Ingress/egress after partial sale of property

My family owns property in Grayson County Texas. We have 100% ownership of the mineral estate. We have decided that we want to sell 110 acres of our approximately 310 acre farm and were planning on maintaining the entire mineral estate. We have a reasonable offer from a large investment firm out of Dallas. They made no offer to purchase the mineral rights. However, they do want us to relinquish our right of ingress/egress from the portion we would be selling.

We do know that there is natural gas and possibly oil that sits deep under the property. I do not know any specifics, but whatever was found was deemed not worth extracting yet.

The distance from the portion we would be keeping to the edge of our mineral estate would be approximately 1300 ft except for one diagonal portion which would be 1800 ft. Is 1300-1800 feet materially meaningful or would we be making a grave mistake relinquishing our access? Probably hard to know without knowing what exactly is underground…

1 acre = 43560 square feet

208ft x 208ft = 1 acre

1300ft x 1300ft = 1.7 M ft squared or 39 acres

Just some calculations that might help. Don’t know the answer to your main question though. If its conventional drilling, I would assume they may need to drill a well near (40 acres) or directly on top of where they would extract.

Good Luck!

Most likely the buyer is wanting to protect the purchased surface for its sole use, whether to be subdivided into lots and sold or for solar or wind farm or for some other use. This is understandable because the surface is subsidiary to the minerals for development and the buyer does not want wells or facilities on its surface. Looking at RRC, recent permits in Grayson County are vertical wells, mostly 5,000 to 9,000 feet. If there is no surface access, then any wells would need to be directional (slanted from retained surface to the target) and I do not know how that affects the operator’s ability to recomplete in a shallower formation. You need to have an oil and gas and real property attorney review the exact proposed deed language to have an exact picture of what is involved, how extensive is the language and how that affects your retained minerals and other surface. Do you have good road access to your retained surface? It seems unlikely that you be able to go through the sold portion. How do the electric power lines run to your retained land vs the sold land? Is the purchaser also agreeing that it will have no access to the severed surface through your other land? Would that be for any purpose, including electric and water pipelines or access to your existing water wells? It is not necessarily good or bad, but you want your remaining surface to be protected.

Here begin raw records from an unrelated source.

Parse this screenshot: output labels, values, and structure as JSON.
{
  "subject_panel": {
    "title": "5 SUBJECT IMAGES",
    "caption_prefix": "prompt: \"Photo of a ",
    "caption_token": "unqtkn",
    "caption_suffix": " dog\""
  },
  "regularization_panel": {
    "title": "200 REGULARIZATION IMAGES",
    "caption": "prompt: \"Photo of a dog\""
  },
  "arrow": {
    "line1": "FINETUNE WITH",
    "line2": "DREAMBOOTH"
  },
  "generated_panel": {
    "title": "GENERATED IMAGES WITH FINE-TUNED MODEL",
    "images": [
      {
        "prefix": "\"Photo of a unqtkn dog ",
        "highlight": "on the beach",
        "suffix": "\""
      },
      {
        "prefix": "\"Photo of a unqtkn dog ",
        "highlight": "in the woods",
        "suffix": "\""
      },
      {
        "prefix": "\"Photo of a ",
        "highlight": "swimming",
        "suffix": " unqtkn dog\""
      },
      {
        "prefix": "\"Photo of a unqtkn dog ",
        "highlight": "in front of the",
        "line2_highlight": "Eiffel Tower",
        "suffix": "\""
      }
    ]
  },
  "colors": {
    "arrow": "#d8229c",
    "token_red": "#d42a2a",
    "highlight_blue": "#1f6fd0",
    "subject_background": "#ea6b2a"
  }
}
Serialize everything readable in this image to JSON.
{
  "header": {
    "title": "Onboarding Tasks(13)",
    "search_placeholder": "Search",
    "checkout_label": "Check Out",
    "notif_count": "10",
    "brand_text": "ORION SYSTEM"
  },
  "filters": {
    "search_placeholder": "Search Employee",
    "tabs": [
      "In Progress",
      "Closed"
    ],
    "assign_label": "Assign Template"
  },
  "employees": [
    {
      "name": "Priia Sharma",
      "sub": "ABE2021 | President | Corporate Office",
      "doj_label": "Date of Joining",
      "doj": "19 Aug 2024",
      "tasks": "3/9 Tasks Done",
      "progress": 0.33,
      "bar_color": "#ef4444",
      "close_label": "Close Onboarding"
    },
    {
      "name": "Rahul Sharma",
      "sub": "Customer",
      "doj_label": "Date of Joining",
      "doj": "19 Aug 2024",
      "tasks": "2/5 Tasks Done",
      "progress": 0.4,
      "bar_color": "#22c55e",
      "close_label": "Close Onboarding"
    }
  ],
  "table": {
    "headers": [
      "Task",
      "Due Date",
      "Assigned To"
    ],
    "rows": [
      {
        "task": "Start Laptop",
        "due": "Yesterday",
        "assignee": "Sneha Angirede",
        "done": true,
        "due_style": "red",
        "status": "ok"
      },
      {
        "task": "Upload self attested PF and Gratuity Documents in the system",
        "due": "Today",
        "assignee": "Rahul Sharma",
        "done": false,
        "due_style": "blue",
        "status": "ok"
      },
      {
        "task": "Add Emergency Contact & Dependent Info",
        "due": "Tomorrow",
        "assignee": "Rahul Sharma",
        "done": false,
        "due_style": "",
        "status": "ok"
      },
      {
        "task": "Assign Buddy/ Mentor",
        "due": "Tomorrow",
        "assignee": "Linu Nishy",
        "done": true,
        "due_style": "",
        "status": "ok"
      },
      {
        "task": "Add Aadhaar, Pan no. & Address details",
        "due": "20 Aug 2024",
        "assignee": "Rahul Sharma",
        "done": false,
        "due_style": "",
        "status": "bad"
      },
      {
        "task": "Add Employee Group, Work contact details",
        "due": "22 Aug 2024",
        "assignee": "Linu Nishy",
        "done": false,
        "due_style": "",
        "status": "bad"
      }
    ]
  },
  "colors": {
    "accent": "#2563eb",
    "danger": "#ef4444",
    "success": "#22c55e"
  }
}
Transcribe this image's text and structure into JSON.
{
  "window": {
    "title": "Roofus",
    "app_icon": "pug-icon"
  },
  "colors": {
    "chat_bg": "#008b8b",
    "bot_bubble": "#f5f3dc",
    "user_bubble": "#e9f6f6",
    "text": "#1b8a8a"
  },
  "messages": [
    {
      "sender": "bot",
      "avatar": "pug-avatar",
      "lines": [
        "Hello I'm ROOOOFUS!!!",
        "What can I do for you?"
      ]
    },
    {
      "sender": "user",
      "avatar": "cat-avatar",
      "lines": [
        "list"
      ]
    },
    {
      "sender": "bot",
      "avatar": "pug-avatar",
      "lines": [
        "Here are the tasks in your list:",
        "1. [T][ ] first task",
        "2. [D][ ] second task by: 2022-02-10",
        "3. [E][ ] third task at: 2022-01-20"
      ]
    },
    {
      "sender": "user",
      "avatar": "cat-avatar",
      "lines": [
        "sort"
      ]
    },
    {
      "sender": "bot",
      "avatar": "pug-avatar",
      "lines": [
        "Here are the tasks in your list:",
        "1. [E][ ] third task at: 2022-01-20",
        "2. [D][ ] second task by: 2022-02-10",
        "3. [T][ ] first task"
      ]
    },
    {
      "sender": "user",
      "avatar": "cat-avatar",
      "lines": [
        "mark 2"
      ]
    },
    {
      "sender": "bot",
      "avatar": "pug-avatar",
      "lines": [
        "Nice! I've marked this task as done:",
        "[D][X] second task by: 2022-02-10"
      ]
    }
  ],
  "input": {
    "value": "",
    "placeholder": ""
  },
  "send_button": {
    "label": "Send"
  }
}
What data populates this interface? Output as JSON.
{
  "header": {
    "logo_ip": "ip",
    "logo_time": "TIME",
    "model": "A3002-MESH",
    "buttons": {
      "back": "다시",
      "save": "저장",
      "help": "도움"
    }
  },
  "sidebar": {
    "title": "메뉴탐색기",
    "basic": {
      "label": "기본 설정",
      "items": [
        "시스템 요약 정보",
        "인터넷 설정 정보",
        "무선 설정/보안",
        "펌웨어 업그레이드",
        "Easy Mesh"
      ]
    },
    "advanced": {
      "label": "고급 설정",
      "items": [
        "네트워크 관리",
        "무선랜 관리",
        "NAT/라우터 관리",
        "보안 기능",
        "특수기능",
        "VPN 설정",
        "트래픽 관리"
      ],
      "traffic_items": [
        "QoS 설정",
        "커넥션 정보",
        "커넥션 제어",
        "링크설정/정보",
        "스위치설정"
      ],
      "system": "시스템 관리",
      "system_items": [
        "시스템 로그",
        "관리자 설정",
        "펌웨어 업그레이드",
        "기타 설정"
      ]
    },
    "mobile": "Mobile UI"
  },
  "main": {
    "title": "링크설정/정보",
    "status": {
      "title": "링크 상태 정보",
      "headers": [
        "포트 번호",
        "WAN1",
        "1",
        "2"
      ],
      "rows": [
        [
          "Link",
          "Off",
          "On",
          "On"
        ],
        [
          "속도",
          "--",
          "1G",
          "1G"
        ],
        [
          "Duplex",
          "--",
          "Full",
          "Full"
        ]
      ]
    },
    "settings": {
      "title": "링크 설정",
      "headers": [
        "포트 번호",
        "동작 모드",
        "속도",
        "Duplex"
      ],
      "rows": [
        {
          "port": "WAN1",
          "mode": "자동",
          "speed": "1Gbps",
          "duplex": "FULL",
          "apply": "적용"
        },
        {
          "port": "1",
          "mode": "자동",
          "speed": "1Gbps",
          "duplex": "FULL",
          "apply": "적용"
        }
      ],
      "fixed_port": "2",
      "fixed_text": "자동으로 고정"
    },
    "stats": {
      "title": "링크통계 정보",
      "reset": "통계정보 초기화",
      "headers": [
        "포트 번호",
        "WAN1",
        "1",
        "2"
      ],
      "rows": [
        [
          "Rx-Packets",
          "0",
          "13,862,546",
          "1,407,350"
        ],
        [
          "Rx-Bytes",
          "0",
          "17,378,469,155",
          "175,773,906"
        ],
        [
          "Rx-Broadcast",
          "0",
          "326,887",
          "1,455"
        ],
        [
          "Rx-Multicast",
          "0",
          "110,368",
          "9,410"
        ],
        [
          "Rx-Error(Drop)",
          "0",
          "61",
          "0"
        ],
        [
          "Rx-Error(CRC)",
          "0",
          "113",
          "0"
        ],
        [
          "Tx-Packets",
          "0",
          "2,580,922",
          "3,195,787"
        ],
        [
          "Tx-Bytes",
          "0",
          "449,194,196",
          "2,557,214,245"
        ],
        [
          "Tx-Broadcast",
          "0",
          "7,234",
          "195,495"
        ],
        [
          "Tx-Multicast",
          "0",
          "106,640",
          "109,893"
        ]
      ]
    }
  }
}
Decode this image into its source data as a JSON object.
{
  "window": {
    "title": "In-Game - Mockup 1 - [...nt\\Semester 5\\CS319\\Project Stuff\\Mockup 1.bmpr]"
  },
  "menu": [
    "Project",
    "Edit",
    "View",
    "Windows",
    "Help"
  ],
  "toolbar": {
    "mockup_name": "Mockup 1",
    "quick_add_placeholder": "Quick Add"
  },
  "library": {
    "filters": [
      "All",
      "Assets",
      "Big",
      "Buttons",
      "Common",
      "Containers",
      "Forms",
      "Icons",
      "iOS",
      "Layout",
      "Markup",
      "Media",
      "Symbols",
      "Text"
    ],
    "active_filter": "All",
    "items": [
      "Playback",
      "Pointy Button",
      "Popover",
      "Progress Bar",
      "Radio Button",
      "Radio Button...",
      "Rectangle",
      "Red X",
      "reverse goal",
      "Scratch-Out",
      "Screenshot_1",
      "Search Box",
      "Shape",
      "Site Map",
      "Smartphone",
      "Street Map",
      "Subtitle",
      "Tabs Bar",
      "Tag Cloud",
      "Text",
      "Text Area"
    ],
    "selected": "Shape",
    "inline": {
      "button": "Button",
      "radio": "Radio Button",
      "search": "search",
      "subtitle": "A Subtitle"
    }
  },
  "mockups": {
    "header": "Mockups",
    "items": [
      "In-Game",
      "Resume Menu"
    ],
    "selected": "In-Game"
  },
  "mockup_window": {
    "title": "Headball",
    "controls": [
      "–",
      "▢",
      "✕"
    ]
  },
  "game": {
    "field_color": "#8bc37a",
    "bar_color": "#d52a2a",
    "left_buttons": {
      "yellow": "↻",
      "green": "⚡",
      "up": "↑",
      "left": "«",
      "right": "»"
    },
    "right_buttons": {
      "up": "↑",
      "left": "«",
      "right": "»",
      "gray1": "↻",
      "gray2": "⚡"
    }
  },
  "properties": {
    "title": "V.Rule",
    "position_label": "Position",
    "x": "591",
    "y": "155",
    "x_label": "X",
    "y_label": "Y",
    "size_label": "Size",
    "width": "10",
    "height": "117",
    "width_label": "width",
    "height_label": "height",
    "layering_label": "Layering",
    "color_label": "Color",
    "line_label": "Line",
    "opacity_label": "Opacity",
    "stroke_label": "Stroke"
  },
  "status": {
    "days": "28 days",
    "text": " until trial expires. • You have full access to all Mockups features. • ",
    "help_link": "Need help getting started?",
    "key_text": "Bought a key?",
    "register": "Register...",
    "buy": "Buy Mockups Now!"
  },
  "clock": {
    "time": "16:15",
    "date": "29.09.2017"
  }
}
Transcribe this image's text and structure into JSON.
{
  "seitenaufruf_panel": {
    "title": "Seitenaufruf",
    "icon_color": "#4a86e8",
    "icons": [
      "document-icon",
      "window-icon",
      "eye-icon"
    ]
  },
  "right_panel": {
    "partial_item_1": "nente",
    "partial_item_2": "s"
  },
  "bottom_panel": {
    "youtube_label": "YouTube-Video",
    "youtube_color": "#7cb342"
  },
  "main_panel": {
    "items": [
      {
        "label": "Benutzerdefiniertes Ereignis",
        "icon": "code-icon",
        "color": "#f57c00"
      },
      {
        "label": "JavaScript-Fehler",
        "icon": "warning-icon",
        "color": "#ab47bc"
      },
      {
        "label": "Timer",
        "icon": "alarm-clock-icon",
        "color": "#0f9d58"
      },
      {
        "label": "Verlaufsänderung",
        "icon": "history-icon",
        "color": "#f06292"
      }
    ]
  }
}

A buyer agreeing for the seller to retain the mineral interest but wanting a waiver of surface use on the acreage they are buying isn’t unusual. It will take some additional negotiation but an attorney familiar with real estate can give you some alternatives.

One way would be having the size and location of a potential drill site, and a limited use easement to access it, designated in the deed. But there may be other approaches that would satisfy the buyer without having to specifically pin the location down now.